Today was a very special day to wake up to, even as someone who doesn’t live in the United States. Today was the day when the Supreme Court of the United States ruled that same-sex couples are able to marry the people they love, nation-wide. This is a huge step forward towards equal rights for LGBT* people, even though there is more work to be done. I feel a mixture between extreme happiness today, and extreme sadness and frustration that my own country hasn’t been able to make this happen yet.
In honour of this special day, I thought I’d reblog a review I wrote last year on a documentary about Harvey Milk, the man who fought for the rights of marginalised groups, particularly gay people, in 1970s San Francisco. A truly excellent documentary about a person who played a key part in the fight for equal rights which resulted in the landmark ruling passed down today.

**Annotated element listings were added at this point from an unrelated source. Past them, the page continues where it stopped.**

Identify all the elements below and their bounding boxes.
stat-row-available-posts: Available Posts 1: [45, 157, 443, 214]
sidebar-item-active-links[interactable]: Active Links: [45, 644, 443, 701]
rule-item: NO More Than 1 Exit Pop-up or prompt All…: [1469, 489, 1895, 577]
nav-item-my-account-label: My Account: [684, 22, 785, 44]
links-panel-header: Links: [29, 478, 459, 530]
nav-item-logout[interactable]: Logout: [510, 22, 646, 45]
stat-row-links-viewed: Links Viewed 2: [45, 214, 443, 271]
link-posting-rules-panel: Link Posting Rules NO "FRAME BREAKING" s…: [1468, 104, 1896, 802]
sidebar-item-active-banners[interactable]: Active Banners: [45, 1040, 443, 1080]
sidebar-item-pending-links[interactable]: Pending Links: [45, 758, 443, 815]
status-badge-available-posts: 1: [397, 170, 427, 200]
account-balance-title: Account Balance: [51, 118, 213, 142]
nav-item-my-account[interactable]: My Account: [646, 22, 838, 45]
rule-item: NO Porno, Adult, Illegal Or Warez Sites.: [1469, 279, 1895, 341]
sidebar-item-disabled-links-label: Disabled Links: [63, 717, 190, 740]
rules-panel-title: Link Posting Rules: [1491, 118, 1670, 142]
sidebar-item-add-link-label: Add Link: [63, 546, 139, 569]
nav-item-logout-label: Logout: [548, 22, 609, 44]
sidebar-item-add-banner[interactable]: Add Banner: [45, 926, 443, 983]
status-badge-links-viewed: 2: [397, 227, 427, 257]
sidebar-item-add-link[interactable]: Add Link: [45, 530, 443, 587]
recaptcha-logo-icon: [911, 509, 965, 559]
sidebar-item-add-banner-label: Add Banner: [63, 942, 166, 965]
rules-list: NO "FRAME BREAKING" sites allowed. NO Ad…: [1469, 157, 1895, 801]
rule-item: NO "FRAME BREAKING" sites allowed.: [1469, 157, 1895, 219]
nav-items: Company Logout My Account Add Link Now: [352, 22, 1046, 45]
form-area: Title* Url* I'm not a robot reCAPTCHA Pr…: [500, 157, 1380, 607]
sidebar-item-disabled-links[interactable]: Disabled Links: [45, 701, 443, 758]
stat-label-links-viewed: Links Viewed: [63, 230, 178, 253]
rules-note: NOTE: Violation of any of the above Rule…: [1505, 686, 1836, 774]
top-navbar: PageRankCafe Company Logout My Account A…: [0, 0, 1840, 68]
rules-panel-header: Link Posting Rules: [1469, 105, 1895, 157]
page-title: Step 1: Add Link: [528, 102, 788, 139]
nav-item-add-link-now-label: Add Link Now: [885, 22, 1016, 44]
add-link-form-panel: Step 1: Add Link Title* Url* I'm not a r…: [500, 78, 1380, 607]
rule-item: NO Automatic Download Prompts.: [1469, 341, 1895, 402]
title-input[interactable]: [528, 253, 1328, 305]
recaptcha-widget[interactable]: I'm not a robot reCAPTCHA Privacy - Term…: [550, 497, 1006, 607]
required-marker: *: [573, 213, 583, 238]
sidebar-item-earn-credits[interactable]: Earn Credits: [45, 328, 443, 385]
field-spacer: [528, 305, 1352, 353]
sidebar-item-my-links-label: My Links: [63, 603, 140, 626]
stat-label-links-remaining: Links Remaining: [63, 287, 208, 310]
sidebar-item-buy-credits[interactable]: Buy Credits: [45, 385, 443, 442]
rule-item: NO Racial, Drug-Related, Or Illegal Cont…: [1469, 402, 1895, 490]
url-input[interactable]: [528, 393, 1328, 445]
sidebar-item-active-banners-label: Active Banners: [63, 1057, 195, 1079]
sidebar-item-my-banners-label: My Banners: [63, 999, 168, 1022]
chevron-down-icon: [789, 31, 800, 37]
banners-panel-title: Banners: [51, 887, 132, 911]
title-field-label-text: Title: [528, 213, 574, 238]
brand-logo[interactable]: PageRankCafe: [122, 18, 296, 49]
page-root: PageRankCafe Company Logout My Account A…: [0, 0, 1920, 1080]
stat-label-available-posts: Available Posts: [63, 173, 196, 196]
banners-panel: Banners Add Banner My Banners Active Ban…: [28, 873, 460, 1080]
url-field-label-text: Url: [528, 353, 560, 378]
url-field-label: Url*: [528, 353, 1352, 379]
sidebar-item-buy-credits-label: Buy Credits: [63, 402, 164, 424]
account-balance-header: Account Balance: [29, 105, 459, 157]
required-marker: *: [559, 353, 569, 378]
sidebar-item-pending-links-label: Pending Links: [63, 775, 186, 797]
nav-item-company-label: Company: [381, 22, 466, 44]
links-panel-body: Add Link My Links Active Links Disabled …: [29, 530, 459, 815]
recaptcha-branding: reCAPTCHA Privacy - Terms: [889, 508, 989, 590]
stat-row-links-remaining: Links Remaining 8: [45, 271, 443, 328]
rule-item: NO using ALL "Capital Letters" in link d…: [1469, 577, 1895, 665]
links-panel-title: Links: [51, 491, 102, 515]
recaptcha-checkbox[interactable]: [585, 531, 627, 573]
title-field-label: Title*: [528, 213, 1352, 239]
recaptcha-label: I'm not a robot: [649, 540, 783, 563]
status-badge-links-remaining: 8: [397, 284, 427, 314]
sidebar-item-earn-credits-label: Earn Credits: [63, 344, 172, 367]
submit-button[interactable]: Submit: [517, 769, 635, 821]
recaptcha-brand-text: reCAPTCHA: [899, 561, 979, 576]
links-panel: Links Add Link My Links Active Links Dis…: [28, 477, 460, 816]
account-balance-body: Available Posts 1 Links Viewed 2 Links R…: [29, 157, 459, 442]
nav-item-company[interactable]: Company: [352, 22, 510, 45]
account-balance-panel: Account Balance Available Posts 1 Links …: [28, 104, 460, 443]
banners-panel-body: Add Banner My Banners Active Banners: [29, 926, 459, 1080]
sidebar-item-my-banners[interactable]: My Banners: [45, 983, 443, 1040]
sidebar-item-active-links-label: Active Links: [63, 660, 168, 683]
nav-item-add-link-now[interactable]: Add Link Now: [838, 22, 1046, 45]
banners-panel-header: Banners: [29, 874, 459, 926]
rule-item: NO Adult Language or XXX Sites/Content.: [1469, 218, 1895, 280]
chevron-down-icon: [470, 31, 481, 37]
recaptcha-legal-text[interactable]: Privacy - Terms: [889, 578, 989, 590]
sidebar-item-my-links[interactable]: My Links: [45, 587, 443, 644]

Directed by Rob Epstein, and winner of the Academy Award for Best Documentary Feature in 1984, The Times of Harvey Milk (1984) tells the story of a man who has become a symbol and an inspiration in the fight for the human rights of marginalised groups, after his untimely death at the hands of a political rival. Harvey Milk was just 48 when he was shot and killed at his office by Dan White, a former fellow District Supervisor of San Francisco. This documentary tells the story of Harvey’s life, his rise to political power, the causes that he fought so hard for, his murder, and the aftermath of his death. Found to be culturally, historically, or aesthetically significant at the United States Library of Congress, it is an incredibly powerful documentary about someone who fought tirelessly for the the rights of others.